A Note from Jess :-) Class of 2012, welcome to the real world

Seniors, we’re almost there—just two more days of classes and we’re officially finished. Everyone else, good luck with your studies and final exams. Seton Hill University (SHU) was a great place to spend four years, but like the rest of the class of 2012, I’m ready for the real world.

Are you?

Seniors, by now you’ve probably been looking for jobs for some time, desperate to find anything to help you pay back all the bills you’ve undoubtedly accumulated during your academic career. Some of you are looking into grad school while others are thinking of joining Americorps.
Some student athletes might be fortunate enough to move on to professional teams like our most successful athletes have in past. And yet, here we are, a week from graduation and we’re burnt out. I don’t know about the rest of the class of 2012, but I’m ready for the real world—I hope it’s ready for me.

It’s hard to believe that we’re going to have to start paying for our education. The smart ones who found additional scholarships outside the ones SHU graciously provides will walk out of college virtually debt-free, ready to spend a year traveling without worrying about monetary repercussions. And then there’s the rest of us. Get ready for the long haul—some of us will be paying college loans back for years. Regardless of what type of loans you have to pay, keep in mind that your school loans are the best ones to pay any extra money towards. Basically, pay off any loan with a higher interest rate first. So, really, pay off your credit cards first, and then your student loans, because guess what, they’re not going anywhere. And if for some reason you choose not to pay, be prepared to have your wages attached.

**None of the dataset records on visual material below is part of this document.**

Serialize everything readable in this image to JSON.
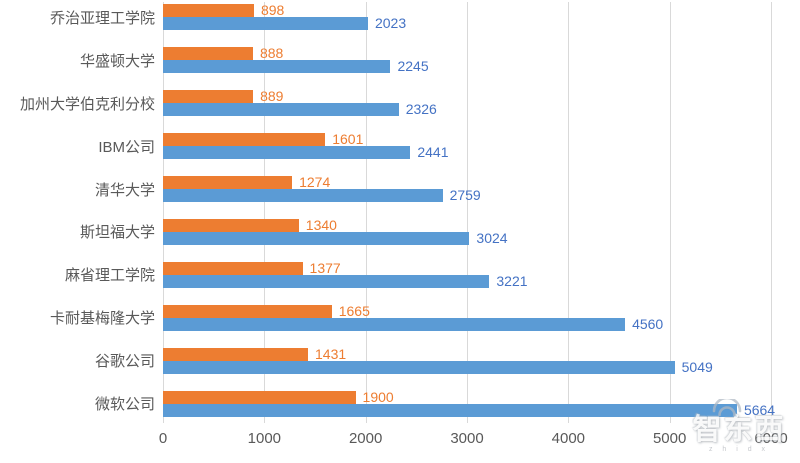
{
  "chart_data": {
    "type": "bar",
    "orientation": "horizontal",
    "title": "",
    "xlabel": "",
    "ylabel": "",
    "xlim": [
      0,
      6000
    ],
    "x_ticks": [
      "0",
      "1000",
      "2000",
      "3000",
      "4000",
      "5000",
      "6000"
    ],
    "grid": "vertical",
    "legend": "none",
    "categories": [
      "乔治亚理工学院",
      "华盛顿大学",
      "加州大学伯克利分校",
      "IBM公司",
      "清华大学",
      "斯坦福大学",
      "麻省理工学院",
      "卡耐基梅隆大学",
      "谷歌公司",
      "微软公司"
    ],
    "series": [
      {
        "name": "orange-series",
        "color": "#ED7D31",
        "label_color": "#ED7D31",
        "values": [
          898,
          888,
          889,
          1601,
          1274,
          1340,
          1377,
          1665,
          1431,
          1900
        ]
      },
      {
        "name": "blue-series",
        "color": "#5B9BD5",
        "label_color": "#4472C4",
        "values": [
          2023,
          2245,
          2326,
          2441,
          2759,
          3024,
          3221,
          4560,
          5049,
          5664
        ]
      }
    ]
  },
  "watermark": {
    "text": "智东西",
    "subtext": "z h i d x"
  },
  "colors": {
    "gridline": "#d9d9d9",
    "axis_text": "#595959"
  }
}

To avoid this, call your banks and express your concern that you can’t make a huge payment right out of college. Most of them will be understanding and work with you to find an acceptable payment plan. The great thing about low payments is that you can always pay off extra per month, which deducts from the principle and lowers your interest accumulation.

For those of you who aren’t sure what to do now, keep in mind that you have six months following graduation to get your affairs in order before you have to start paying back your school loans. Quite possibly the hardest part about graduating and finding a job is determining if you can actually afford to work at a prospective company. For example, let’s say you take a job in Pittsburgh and live in the surrounding suburbs, whether it be good ‘ol Greensburg, Irwin or even Monroeville.

Be prepared to make a hard decision.

You’ll either need to move to Pittsburgh or get ready to sit in heavy traffic for upwards of an hour and a half to and from your workplace daily. Keep in mind that you’ll need a vehicle, which could add a car payment into the mix. Couple a car payment and apartment rent to school loans and living expenses, and you’ll realize that you’ll need upwards of $40K to survive on your own.
Even if you live at home with your parents, you’ll still be forking over a lot of cash each week to fill that car tank, and in case you haven’t been paying attention to gas prices, we’re still hovering just short of $4 per gallon. Even a super efficient car only gets so far without needing a refill.
Even though the future is scary, it’s super exciting to know all our hard work and dedication is finally paying off. We’ve done it—who thought four years could move so fast? I hope you made the best of your time here and good luck with all your future endeavors! So long SHU, it’s been a great ride.